Central Hospital Dhori at Dhori with 50 beds has seven general duty medical officers and three specialists. It has an audiometer, spirometer, and ICU. It has four ambulances.

Regional Hospital at Kargali, with 60 beds, has three general duty medical officers and three specialists. It has surgical and eye equipment. It has two ambulances.

Bokaro Colliery Hospital at Bermo has 48 beds and two general duty medical officers. It has facilities for routine tests.

Kathara Hospital at Kathara with 35 beds has four general duty medical officers. It has X-ray, ECG, and auto analyser. It has two ambulances.

Swang Hospital at Swang has 11 beds.

Jarangdih Hospital at Jaragdih has 11 beds.

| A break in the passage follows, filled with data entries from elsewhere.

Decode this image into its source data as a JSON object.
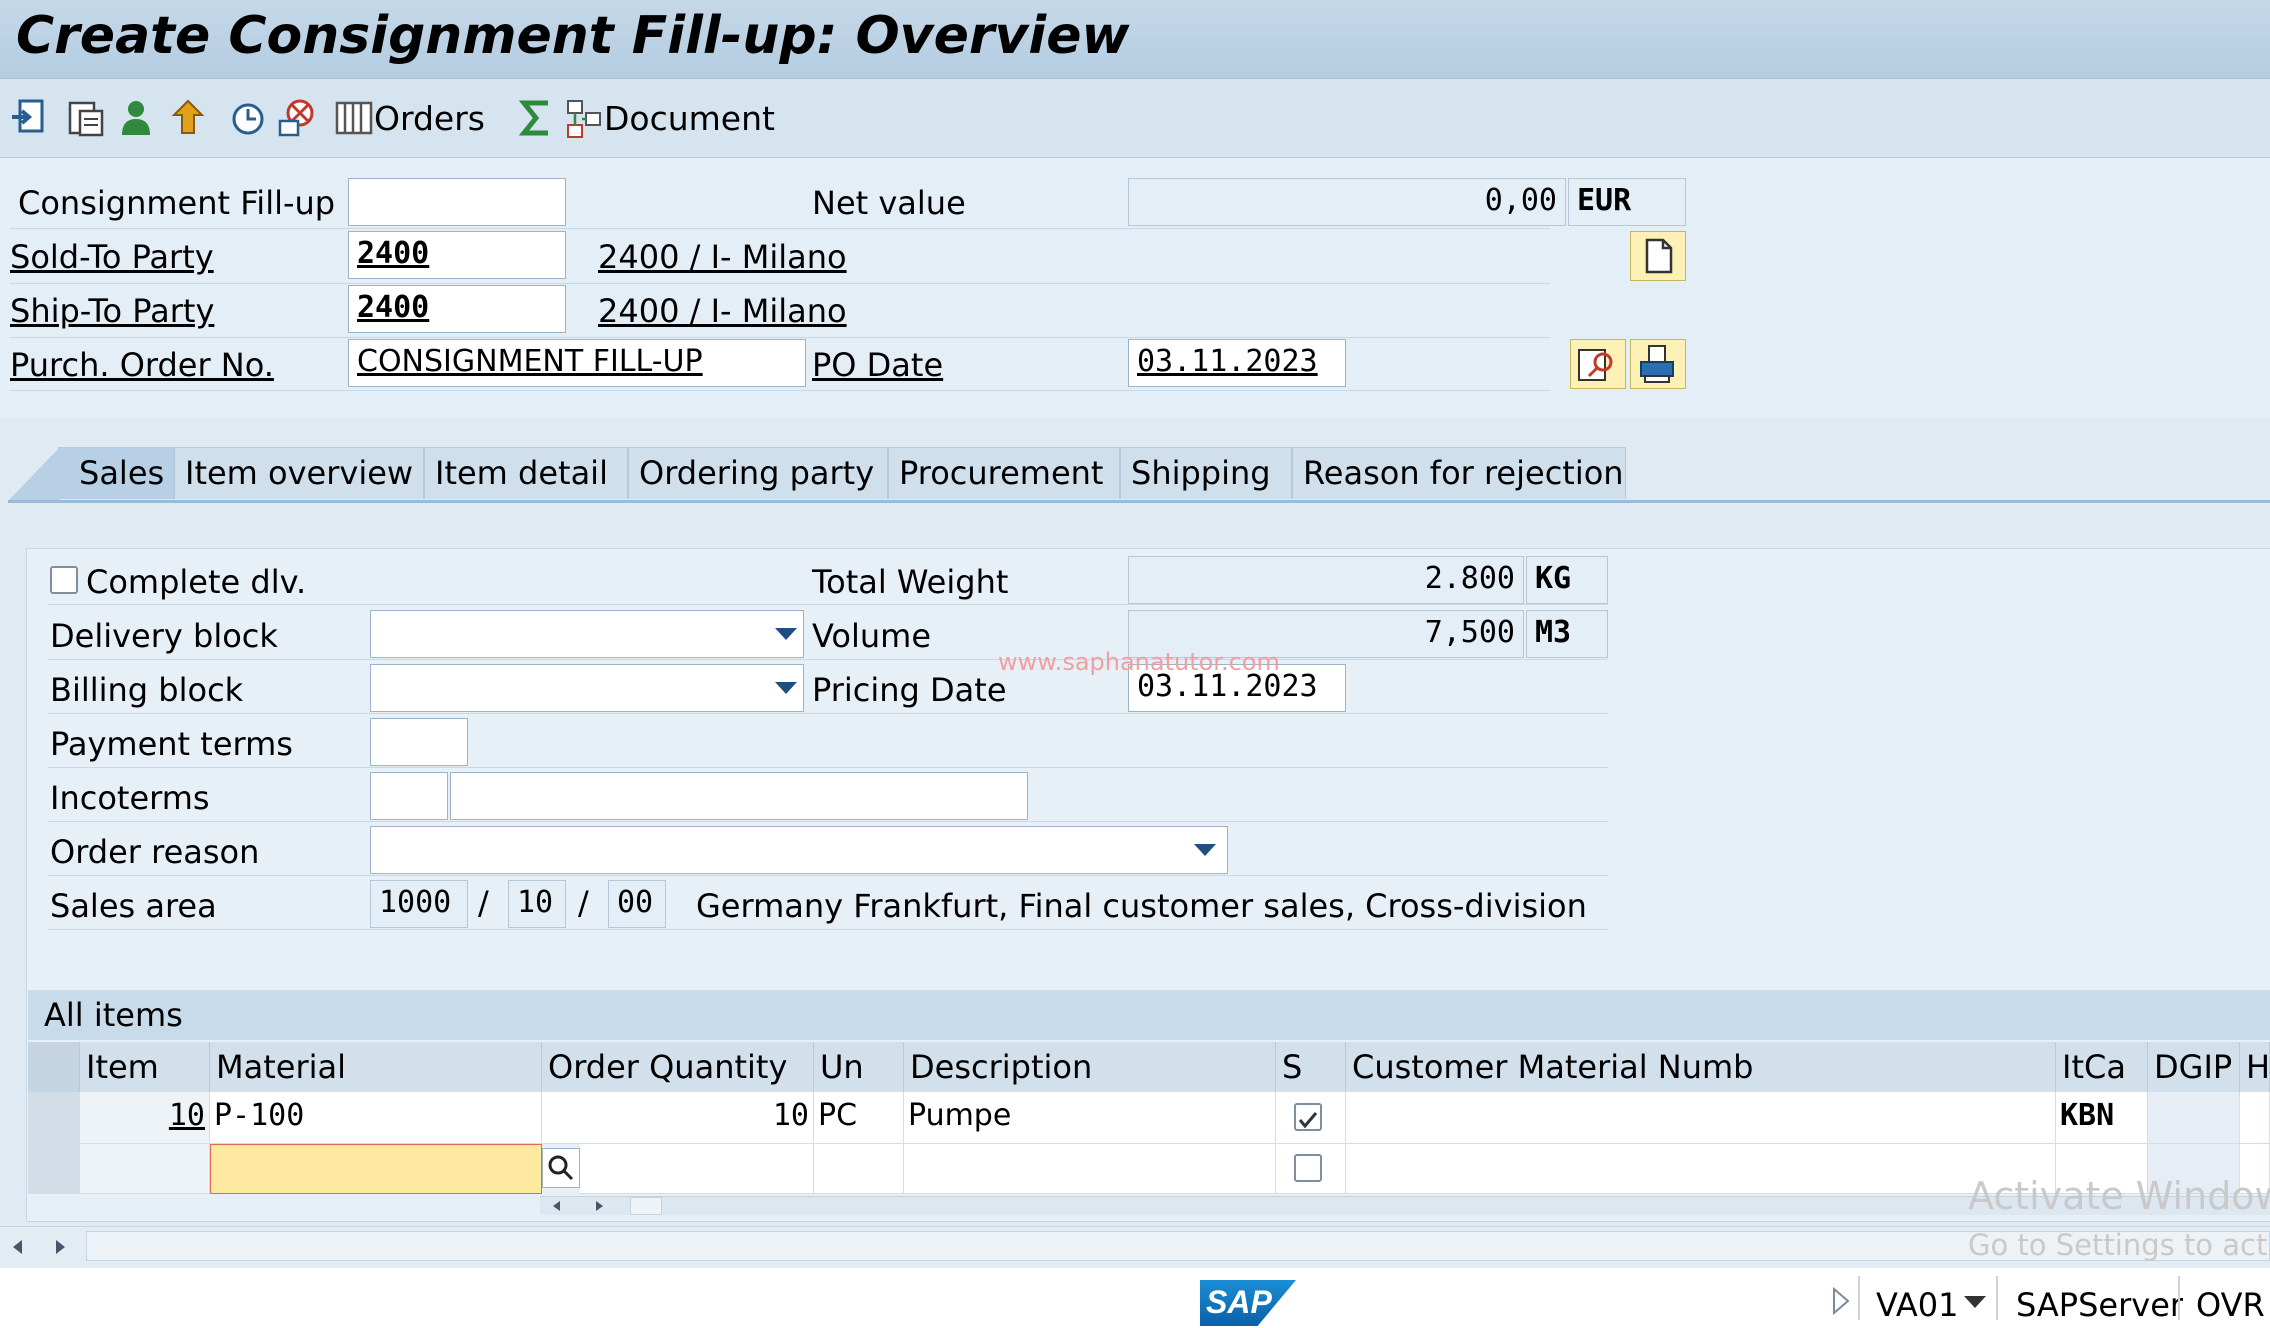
{
  "window": {
    "title": "Create Consignment Fill-up: Overview"
  },
  "toolbar": {
    "icons": [
      "display-doc-icon",
      "header-details-icon",
      "partner-icon",
      "upward-icon",
      "item-details-icon",
      "delete-item-icon",
      "orders-list-icon",
      "sum-icon",
      "document-flow-icon"
    ],
    "orders_label": "Orders",
    "document_label": "Document"
  },
  "header": {
    "consignment_label": "Consignment Fill-up",
    "consignment_value": "",
    "net_value_label": "Net value",
    "net_value": "0,00",
    "currency": "EUR",
    "sold_to_label": "Sold-To Party",
    "sold_to_value": "2400",
    "sold_to_desc": "2400 / I- Milano",
    "ship_to_label": "Ship-To Party",
    "ship_to_value": "2400",
    "ship_to_desc": "2400 / I- Milano",
    "po_label": "Purch. Order No.",
    "po_value": "CONSIGNMENT FILL-UP",
    "po_date_label": "PO Date",
    "po_date_value": "03.11.2023"
  },
  "tabs": [
    {
      "label": "Sales",
      "active": true
    },
    {
      "label": "Item overview"
    },
    {
      "label": "Item detail"
    },
    {
      "label": "Ordering party"
    },
    {
      "label": "Procurement"
    },
    {
      "label": "Shipping"
    },
    {
      "label": "Reason for rejection"
    }
  ],
  "sales": {
    "complete_dlv_label": "Complete dlv.",
    "complete_dlv_checked": false,
    "delivery_block_label": "Delivery block",
    "delivery_block_value": "",
    "billing_block_label": "Billing block",
    "billing_block_value": "",
    "payment_terms_label": "Payment terms",
    "payment_terms_value": "",
    "incoterms_label": "Incoterms",
    "incoterms_value1": "",
    "incoterms_value2": "",
    "order_reason_label": "Order reason",
    "order_reason_value": "",
    "sales_area_label": "Sales area",
    "sales_org": "1000",
    "dist_channel": "10",
    "division": "00",
    "sales_area_sep": "/",
    "sales_area_desc": "Germany Frankfurt, Final customer sales, Cross-division",
    "total_weight_label": "Total Weight",
    "total_weight_value": "2.800",
    "weight_unit": "KG",
    "volume_label": "Volume",
    "volume_value": "7,500",
    "volume_unit": "M3",
    "pricing_date_label": "Pricing Date",
    "pricing_date_value": "03.11.2023"
  },
  "items": {
    "title": "All items",
    "columns": [
      "Item",
      "Material",
      "Order Quantity",
      "Un",
      "Description",
      "S",
      "Customer Material Numb",
      "ItCa",
      "DGIP",
      "HL"
    ],
    "rows": [
      {
        "item": "10",
        "material": "P-100",
        "qty": "10",
        "un": "PC",
        "desc": "Pumpe",
        "s": true,
        "cust_mat": "",
        "itca": "KBN",
        "dgip": "",
        "hl": ""
      },
      {
        "item": "",
        "material": "",
        "qty": "",
        "un": "",
        "desc": "",
        "s": false,
        "cust_mat": "",
        "itca": "",
        "dgip": "",
        "hl": ""
      }
    ]
  },
  "watermarks": {
    "site": "www.saphanatutor.com",
    "activate_title": "Activate Window",
    "activate_sub": "Go to Settings to activa"
  },
  "status_bar": {
    "logo": "SAP",
    "transaction": "VA01",
    "server": "SAPServer",
    "mode": "OVR"
  },
  "colors": {
    "title_bar": "#b4cde1",
    "highlight_cell": "#fde9a0",
    "link": "#000000",
    "dropdown_arrow": "#1f4e82"
  }
}
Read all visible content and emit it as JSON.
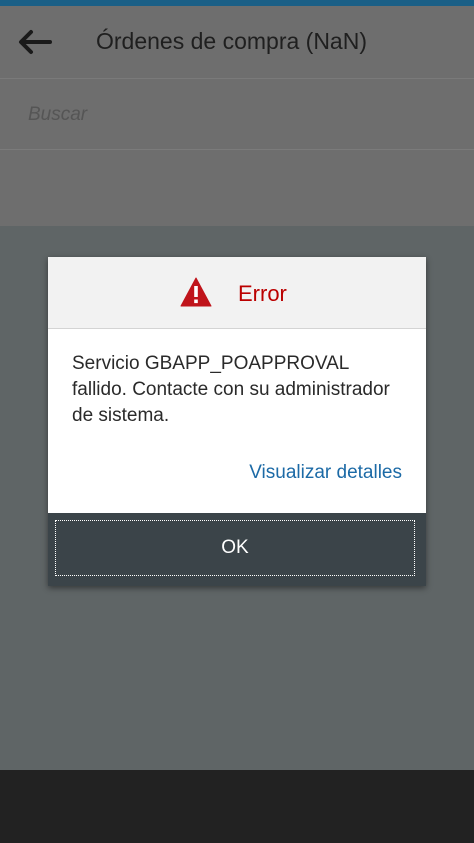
{
  "header": {
    "title": "Órdenes de compra (NaN)",
    "back_icon": "arrow-left-icon"
  },
  "search": {
    "placeholder": "Buscar"
  },
  "dialog": {
    "title": "Error",
    "icon": "warning-icon",
    "message": "Servicio GBAPP_POAPPROVAL fallido. Contacte con su administrador de sistema.",
    "details_link": "Visualizar detalles",
    "ok_label": "OK"
  },
  "colors": {
    "accent": "#1a5f86",
    "error": "#bb0000",
    "link": "#1c6aa6",
    "footer": "#3b4449"
  }
}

There are central facilities in the Central Hospital, Gandhinagar at Kanke Road, Ranchi with 250 beds, and in the Central Hospital, Naisarai at Ramgarh with 150 beds.

There are dispensaries at Gobindpur in the Kathara Area, Karo I/ Jawahar Nagar, AAK OCP/ KMP in the Bokaro & Kargali Area, and Central Colony and Kalyani in the Dhori Area.